Zimbabwe's President Robert Mugabe and opposition leader Morgan Tsvangirai on Monday signed a historic power-sharing deal aiming to end months of political turmoil.
Mugabe, 84, was greeted with some jeers as he entered the Rainbow Towers hotel in Harare for the ceremony. Tsvangirai was applauded by the audience, made up mostly of members of the opposition-dominated parliament.
“One of the triumphs for Tsvangirai’s Movement for Democratic Change is the agreement that a new constitution will be drafted within the next 18 months and will contain calls for free and fair elections,” says FRANCE 24’s regional correspondent in Cape Town, Alex Duval Smith.
The details of the agreement are to be formally revealed later on Monday. However, Tsvangirai, who co-founded the Movement for Democratic Change (MDC), will become prime minister in a new government brokered by South African President Thabo Mbeki, sources close to the talks said.
While questions remain over whether the power-sharing deal can work in practice, Mbeki has expressed confidence it will allow Zimbabwe to address an economic meltdown that has caused major food shortages.

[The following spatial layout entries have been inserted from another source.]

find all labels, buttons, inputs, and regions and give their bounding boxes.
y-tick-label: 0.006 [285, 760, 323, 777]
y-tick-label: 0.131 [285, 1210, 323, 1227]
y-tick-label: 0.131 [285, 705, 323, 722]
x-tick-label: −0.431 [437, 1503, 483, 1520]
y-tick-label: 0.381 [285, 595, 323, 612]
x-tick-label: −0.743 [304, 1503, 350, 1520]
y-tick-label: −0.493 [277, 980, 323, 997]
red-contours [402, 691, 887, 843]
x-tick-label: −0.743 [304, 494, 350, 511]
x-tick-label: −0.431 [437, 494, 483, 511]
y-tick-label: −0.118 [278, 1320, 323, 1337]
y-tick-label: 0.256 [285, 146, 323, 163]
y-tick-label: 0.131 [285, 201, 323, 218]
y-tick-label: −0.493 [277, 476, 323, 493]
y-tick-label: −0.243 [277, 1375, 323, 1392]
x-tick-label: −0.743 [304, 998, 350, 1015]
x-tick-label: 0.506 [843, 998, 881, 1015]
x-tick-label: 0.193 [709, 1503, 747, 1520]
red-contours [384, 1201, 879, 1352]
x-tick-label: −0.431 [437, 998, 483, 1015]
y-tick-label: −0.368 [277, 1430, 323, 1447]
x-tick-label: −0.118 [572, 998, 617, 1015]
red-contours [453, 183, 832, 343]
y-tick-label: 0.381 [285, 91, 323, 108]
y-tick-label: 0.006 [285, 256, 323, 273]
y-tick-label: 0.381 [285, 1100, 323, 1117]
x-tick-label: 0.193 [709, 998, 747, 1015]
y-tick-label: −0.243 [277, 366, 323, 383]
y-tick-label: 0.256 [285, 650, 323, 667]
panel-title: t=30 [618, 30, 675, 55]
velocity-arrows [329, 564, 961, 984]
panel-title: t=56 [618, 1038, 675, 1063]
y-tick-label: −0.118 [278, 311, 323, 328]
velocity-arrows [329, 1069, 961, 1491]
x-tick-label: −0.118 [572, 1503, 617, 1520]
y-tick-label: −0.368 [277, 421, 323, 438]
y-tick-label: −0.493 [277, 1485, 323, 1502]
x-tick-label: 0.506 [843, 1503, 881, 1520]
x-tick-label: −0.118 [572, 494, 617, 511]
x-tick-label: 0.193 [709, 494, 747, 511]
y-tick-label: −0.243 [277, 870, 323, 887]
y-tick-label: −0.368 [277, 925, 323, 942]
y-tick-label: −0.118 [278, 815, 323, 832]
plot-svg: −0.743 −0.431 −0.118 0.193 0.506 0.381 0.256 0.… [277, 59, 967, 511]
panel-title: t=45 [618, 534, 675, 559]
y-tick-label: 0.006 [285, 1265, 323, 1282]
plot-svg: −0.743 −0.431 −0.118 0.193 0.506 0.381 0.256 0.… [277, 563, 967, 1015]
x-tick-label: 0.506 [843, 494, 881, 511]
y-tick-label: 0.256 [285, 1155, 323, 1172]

Tsvangirai underlined that he would tackle these shortages during the ceremony. “The first priority of this government is to unlock the food already accessible in our country and to distribute it,” he said.
Last-minute political wrangling
According to Duval-Smith, the historic deal-signing ceremony started late due to last-minute wrangling over the division of ministries. “That very delicate question of who gets Defense and Home Affairs, in other words who gets the army and the police, could be holding up the ceremony,” said Duval Smith before the deal was signed.
Tsvangirai will manage 31 ministers split between Mugabe’s ZANU-PF with 15, MDC-Tsvangirai with 13 and MDC-Mutambara, a smaller opposition faction, with three, a source close to the talks said.
After signing the deal, Tsvangirai said, “the hand with which I sign this agreement is the hand I extend to President Mugabe for the well-being of the nation.” As prime minister, he is expected to chair a council of ministers which is responsible for the day-to-day managing of the country's affairs.
A number of Western nations, including the United States and Britain, have cautiously welcomed the accord saying they would wait to study its full details. The European Union is taking a wait-and-see attitude to Zimbabwe's new power-sharing deal, leaving its sanctions unchanged but ready to reconsider them next month, EU foreign policy chief Javier Solana said Monday.
Action needed to restore Zimbabwe’s economy
The deal has raised hopes that the country's economic freefall can now be effectively addressed. Over the past decade Zimbabwe's economy has collapsed, leading to the world's highest inflation rate, chronic shortages of foreign currency and food, skyrocketing unemployment and widespread hunger.
The MDC leader, who finished ahead of Mugabe in the March first-round presidential poll but officially fell short of an outright majority, has often been labelled a "stooge" of the West by Mugabe and his supporters. Tsvangirai's supporters claimed their man had won the first round presidency vote outright.
In June 2008, Tsvangirai withdrew from the presidential run-off, citing state-sponsored violence against his supporters. Mugabe proceeded with the disputed one-man vote, which he predictably won overwhelmingly.